Clause 26 - Determination without a hearing
Employment Bill
6:45 pm

Photo of Mr Philip Hammond

Mr Philip Hammond (Runnymede and Weybridge, Conservative)

I beg to move amendment No. 40, in page 34, line 7, after 'hearing', insert

'where both parties agree to such a determination'.

The amendment would provide that determination without a hearing can take place only if both parties agree. There is no substantial difference. The explanatory notes say that the Government have that circumstance in mind for allowing determination without a hearing and, perhaps more tellingly, the Trades Union Congress brief also states that categorically.

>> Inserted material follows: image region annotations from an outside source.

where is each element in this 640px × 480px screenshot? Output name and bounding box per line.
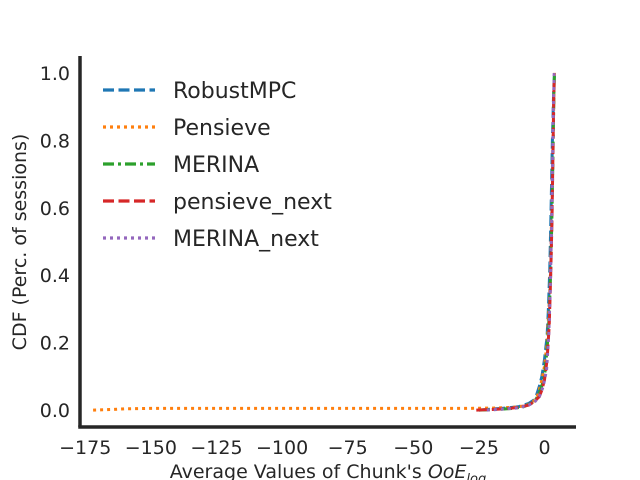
x-tick-label: −125 <box>190 437 242 459</box>
y-tick-label: 0.4 <box>40 265 70 287</box>
x-tick-label: −25 <box>459 437 499 459</box>
legend: RobustMPC Pensieve MERINA pensieve_next MERI… <box>103 79 332 252</box>
y-tick-label: 0.0 <box>40 400 70 422</box>
x-axis-label-subscript: log <box>466 472 486 480</box>
series-line-pensieve <box>93 72 556 412</box>
legend-label: RobustMPC <box>173 79 296 104</box>
x-axis-label-text: Average Values of Chunk's <box>170 461 428 480</box>
x-tick-label: −50 <box>393 437 433 459</box>
x-tick-label: −100 <box>256 437 308 459</box>
y-axis-label: CDF (Perc. of sessions) <box>9 134 31 351</box>
x-tick-label: −175 <box>59 437 111 459</box>
series-line-pensieve-next <box>476 79 556 412</box>
legend-label: MERINA <box>173 153 259 178</box>
legend-label: Pensieve <box>173 116 271 141</box>
x-tick-label: −75 <box>328 437 368 459</box>
series-layer <box>93 72 556 412</box>
x-tick-label: −150 <box>125 437 177 459</box>
y-tick-label: 0.2 <box>40 333 70 355</box>
x-tick-label: 0 <box>538 437 550 459</box>
legend-label: MERINA_next <box>173 227 319 252</box>
x-axis-label-math: OoE <box>428 461 467 480</box>
legend-label: pensieve_next <box>173 190 332 215</box>
x-axis-label: Average Values of Chunk's OoElog <box>170 461 487 480</box>
x-ticks: −175 −150 −125 −100 −75 −50 −25 0 <box>59 437 550 459</box>
y-tick-label: 1.0 <box>40 63 70 85</box>
y-tick-label: 0.6 <box>40 198 70 220</box>
y-ticks: 0.0 0.2 0.4 0.6 0.8 1.0 <box>40 63 70 422</box>
y-tick-label: 0.8 <box>40 130 70 152</box>
series-line-merina-next <box>486 72 556 412</box>
series-line-robustmpc <box>478 72 556 412</box>
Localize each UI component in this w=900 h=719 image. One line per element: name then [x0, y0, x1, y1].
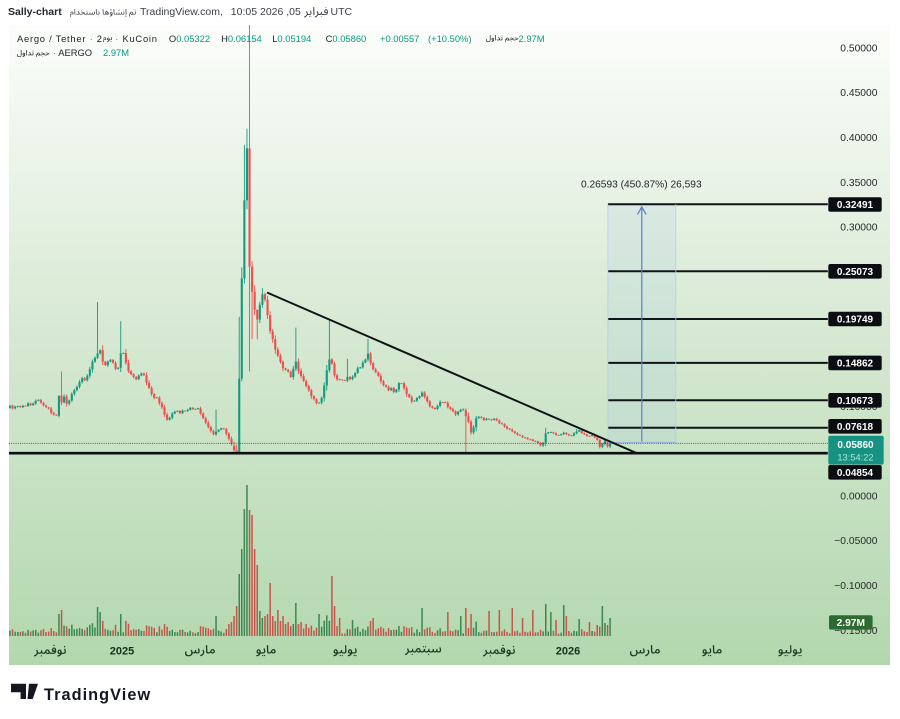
svg-text:0.26593 (450.87%) 26,593: 0.26593 (450.87%) 26,593: [581, 180, 702, 191]
svg-text:0.40000: 0.40000: [840, 133, 877, 144]
svg-text:0.10673: 0.10673: [837, 396, 874, 407]
svg-text:0.19749: 0.19749: [837, 315, 874, 326]
svg-text:−0.10000: −0.10000: [834, 581, 878, 592]
svg-text:2.97M: 2.97M: [837, 618, 865, 629]
svg-text:−0.05000: −0.05000: [834, 536, 878, 547]
svg-text:13:54:22: 13:54:22: [837, 452, 873, 462]
svg-text:0.32491: 0.32491: [837, 200, 874, 211]
svg-text:2026: 2026: [556, 646, 580, 658]
svg-text:2025: 2025: [110, 646, 134, 658]
svg-text:0.30000: 0.30000: [840, 223, 877, 234]
svg-text:0.50000: 0.50000: [840, 43, 877, 54]
svg-text:−0.15000: −0.15000: [834, 626, 878, 637]
svg-text:0.04854: 0.04854: [837, 468, 874, 479]
svg-text:0.00000: 0.00000: [840, 491, 877, 502]
svg-text:0.25073: 0.25073: [837, 267, 874, 278]
svg-text:0.35000: 0.35000: [840, 178, 877, 189]
svg-text:0.14862: 0.14862: [837, 358, 874, 369]
svg-text:0.05860: 0.05860: [837, 440, 874, 451]
svg-text:0.07618: 0.07618: [837, 422, 874, 433]
svg-text:0.45000: 0.45000: [840, 88, 877, 99]
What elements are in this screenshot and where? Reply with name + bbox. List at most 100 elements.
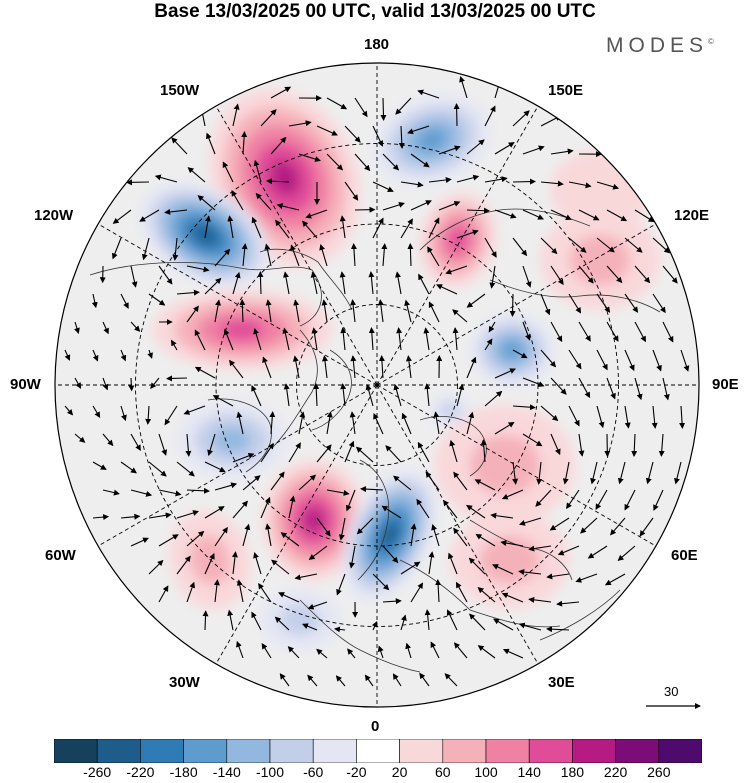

The clause as drafted is too wide. Henry VIII would be turning in his grave, because it provides for the Government to determine, by means of regulations, that any proceedings can be dispatched without a hearing in circumstances that the regulations may prescribe. I am stretching the point, but there is nothing to stop the Government from drafting those regulations to prescribe circumstances so wide and all-encompassing that they virtually do away with tribunals. I am sure that is not the Government's purpose, but as a matter of principle, if there are narrow circumstances in which the normal procedure will be done away with, it would be appropriate to include those circumstances in the Bill.

Clause 26 would write that into the 1996 Act by saying that tribunals may authorise determination without a hearing in circumstances where both the parties agree. That is the substance of the Government's position; why do they not include it in primary legislation to ensure that a Government now, or in the future, cannot remove classes of proceedings by defining new circumstances in which they could be dispatched, perhaps without the agreement of both parties and without a hearing?